"I towed Summa in, and I slowed down to get her deep as I could, but after she let go I couldn't see anything," shaper, surfer and father Dylan Longbottom told the WSL. "Then I saw the full double shotgun spit and watched her fly out with her hands on her head. I was one proud, and relieved, Dad."
For Summa, who turned 18 last month, it was another successful mission to add to her already impressive resume. Having ticked the box on Teahupo'o, Nazare, Outside Corner, G-Land and Ours, this secret New South Wales South Coast slab showed yet again that she is gaining big wave experience at a rate that few of her peers can match.
Even more admirably, she was riding a board that she had helped shape with her dad. For the last six months she has been working for Dylan Surfboards, out of the factory in Cronulla. She shaped her first board this year just in time for the Kirra swell in February. This was her favorite RX5 model, designed by Dylan, but which she sanded and finished herself.

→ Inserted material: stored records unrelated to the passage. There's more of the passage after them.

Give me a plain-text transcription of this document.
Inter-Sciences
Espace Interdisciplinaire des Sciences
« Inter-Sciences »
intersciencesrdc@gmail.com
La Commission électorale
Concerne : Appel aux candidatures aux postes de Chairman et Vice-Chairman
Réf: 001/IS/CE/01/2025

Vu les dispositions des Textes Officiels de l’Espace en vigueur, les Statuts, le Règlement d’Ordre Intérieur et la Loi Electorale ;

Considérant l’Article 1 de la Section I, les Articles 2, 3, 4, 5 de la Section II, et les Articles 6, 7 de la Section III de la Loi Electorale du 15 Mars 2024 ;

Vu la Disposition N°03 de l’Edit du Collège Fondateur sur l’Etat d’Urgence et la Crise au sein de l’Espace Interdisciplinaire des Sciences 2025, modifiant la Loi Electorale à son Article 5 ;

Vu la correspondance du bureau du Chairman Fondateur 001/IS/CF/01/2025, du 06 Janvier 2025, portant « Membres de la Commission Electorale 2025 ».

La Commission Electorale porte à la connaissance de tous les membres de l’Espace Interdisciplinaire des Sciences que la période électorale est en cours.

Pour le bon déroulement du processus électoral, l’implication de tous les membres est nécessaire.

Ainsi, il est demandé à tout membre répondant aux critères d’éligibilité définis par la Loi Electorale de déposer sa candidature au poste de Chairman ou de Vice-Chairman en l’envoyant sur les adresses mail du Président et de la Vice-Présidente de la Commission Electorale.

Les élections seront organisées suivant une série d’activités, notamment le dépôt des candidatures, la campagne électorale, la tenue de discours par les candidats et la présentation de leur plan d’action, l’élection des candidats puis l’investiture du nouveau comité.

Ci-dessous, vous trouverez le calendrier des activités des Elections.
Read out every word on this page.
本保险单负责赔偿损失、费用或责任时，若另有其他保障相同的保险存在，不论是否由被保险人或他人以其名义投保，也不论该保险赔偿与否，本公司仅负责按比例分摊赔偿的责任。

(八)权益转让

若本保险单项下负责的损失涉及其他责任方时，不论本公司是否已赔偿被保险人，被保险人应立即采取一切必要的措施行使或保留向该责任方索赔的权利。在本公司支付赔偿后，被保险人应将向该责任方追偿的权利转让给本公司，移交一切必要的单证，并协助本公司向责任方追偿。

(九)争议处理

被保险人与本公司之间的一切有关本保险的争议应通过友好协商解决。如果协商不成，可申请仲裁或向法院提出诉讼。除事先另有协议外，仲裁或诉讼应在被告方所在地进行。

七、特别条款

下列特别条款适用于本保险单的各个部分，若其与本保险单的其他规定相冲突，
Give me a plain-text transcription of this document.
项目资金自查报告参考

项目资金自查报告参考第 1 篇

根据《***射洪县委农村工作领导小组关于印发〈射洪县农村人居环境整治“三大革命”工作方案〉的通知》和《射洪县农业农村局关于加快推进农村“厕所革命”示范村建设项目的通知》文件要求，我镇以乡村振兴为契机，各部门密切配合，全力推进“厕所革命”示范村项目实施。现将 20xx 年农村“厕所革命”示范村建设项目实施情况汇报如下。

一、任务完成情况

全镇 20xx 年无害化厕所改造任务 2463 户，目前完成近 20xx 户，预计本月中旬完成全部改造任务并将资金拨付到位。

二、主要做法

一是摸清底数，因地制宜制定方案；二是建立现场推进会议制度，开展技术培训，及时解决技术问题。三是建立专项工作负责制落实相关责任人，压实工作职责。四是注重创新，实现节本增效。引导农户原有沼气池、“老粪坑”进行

"I finished school last year, and as I follow Dad on all his surfing and shaping trips all over the world, it made sense to work with him," Summa said. "The more I learn about my boards and the way they work, the better surfer I will be. And by making them myself it's probably the best way to learn."
The pair had initially intended to surf another South Coast slab, only to find it breaking on dry reef. Motoring down the coast, they came across another spitting left. With the crowd dwindling due to the low tide, and given the all-clear by the remaining bodyboarders in the lineup, Dylan started towing Summa.
"After each ride the photographer, Ben [Bagley], was like, ‘Okay Summa, just two meters deeper on the next one,'" recalls Dylan. "So she was getting deeper and deeper and then on her last wave, probably her tenth, she was perfectly positioned. To make that wave, on a board she helped make and have the photographer right in the spot, well, it was just a really magic moment."